The series consisted of two blowout victories for Houston and a nail biter down to the 9th inning on Wednesday. Relief pitcher Drew Smith surrendered a gut-wrenching Home Run that sealed the Mets’ fate, as they had nothing going offensively all day. Yesterday’s game summed up the series perfectly, as the Astros hit when they needed to, especially with the long ball, while the Mets weren’t really able to find their footing on the mound in the batter’s box. The positive is that the Mets no longer have to play the Astros for the rest of the year. The negative is that the Mets closed June with 3 losses in a row and a record of 13-12.
Funny enough, in a month where the Mets barely made it past a .500 winning percentage, this was the first time since 2014 that New York finished over that winning percentage during the month of June. June has historically been tough for the 21st century Mets, as it is often the time of year when the Mets fall to mediocrity. While the Mets still stand in first place, it is no secret they have been struggling. And with the Braves’ emergence in June, the Mets’ lead in the NL East is only 3 games, when it started at 10.5 games on June 1st. The Mets’ issues are pretty clear nonetheless, in 10 of the 12 losses that they endured, they scored 2 or fewer runs. They also had unreliable starts for their depleted pitching staff, as there were a few games started by Carlos Carrasco and Tylor Megill, where it seemed as if they couldn’t get an out all night long.
The Mets are missing arguably the two best players on their team, these guys may even be the 2 best pitchers in the entire MLB. However, they’ve done it without these guys for the majority of the year. The Mets have certainly been handicapped all year, and they have outperformed what many expected, but this isn’t a league for excuses. The Mets have shown they can be a legitimate threat, but in order to secure a division title and a playoff birth, they need to solidify the issues that the team has.

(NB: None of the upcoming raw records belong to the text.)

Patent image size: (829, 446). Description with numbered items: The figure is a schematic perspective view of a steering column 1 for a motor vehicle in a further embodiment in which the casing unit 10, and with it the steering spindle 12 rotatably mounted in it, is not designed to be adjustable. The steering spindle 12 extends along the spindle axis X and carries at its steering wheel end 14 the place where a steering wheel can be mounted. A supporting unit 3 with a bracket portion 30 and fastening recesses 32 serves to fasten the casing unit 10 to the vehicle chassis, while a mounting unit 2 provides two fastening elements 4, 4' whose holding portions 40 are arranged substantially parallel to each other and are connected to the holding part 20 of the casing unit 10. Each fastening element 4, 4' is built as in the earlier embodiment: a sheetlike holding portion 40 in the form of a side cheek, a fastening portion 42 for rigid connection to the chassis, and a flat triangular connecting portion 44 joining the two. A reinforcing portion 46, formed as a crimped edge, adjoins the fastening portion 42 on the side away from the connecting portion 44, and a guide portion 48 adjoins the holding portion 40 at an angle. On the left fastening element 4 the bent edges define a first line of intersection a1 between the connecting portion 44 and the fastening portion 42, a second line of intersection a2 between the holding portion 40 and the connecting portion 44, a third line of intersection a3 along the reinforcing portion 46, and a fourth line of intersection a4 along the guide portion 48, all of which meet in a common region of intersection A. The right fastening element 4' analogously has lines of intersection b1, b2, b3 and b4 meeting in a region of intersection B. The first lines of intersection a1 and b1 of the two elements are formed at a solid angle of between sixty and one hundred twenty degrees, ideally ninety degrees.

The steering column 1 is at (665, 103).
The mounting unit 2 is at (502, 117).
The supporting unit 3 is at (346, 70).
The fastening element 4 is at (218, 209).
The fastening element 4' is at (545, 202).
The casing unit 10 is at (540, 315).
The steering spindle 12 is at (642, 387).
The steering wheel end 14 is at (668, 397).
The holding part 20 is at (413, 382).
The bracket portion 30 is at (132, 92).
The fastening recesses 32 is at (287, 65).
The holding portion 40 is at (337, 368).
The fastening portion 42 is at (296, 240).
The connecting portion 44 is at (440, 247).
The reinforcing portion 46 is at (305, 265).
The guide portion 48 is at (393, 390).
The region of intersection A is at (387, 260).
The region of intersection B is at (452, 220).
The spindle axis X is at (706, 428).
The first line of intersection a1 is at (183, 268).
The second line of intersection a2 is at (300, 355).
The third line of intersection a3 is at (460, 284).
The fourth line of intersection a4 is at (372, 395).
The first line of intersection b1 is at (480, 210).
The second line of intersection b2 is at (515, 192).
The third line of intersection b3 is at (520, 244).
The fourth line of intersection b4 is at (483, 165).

While the season is far from over, the race to the playoffs is always a tight one. Their pitching staff has been up and down all year but with the immanent return of Jacob deGrom and Max Scherzer, New York’s fortune should change. The real issues are in the back half of the Mets lineup. While Jeff McNeil and Mark Canha often hit in the back half of the lineup, the nasty combination of whoever is slotted in at DH, whoever is slotted in at C and 3B, Eduardo Escobar has been a serious fork in the road for the Mets’ offensively. New York needs to figure out a way to get better production out of this part of the team. It’s no time to worry in Mets land, but the month of June was certainly a humbling experience.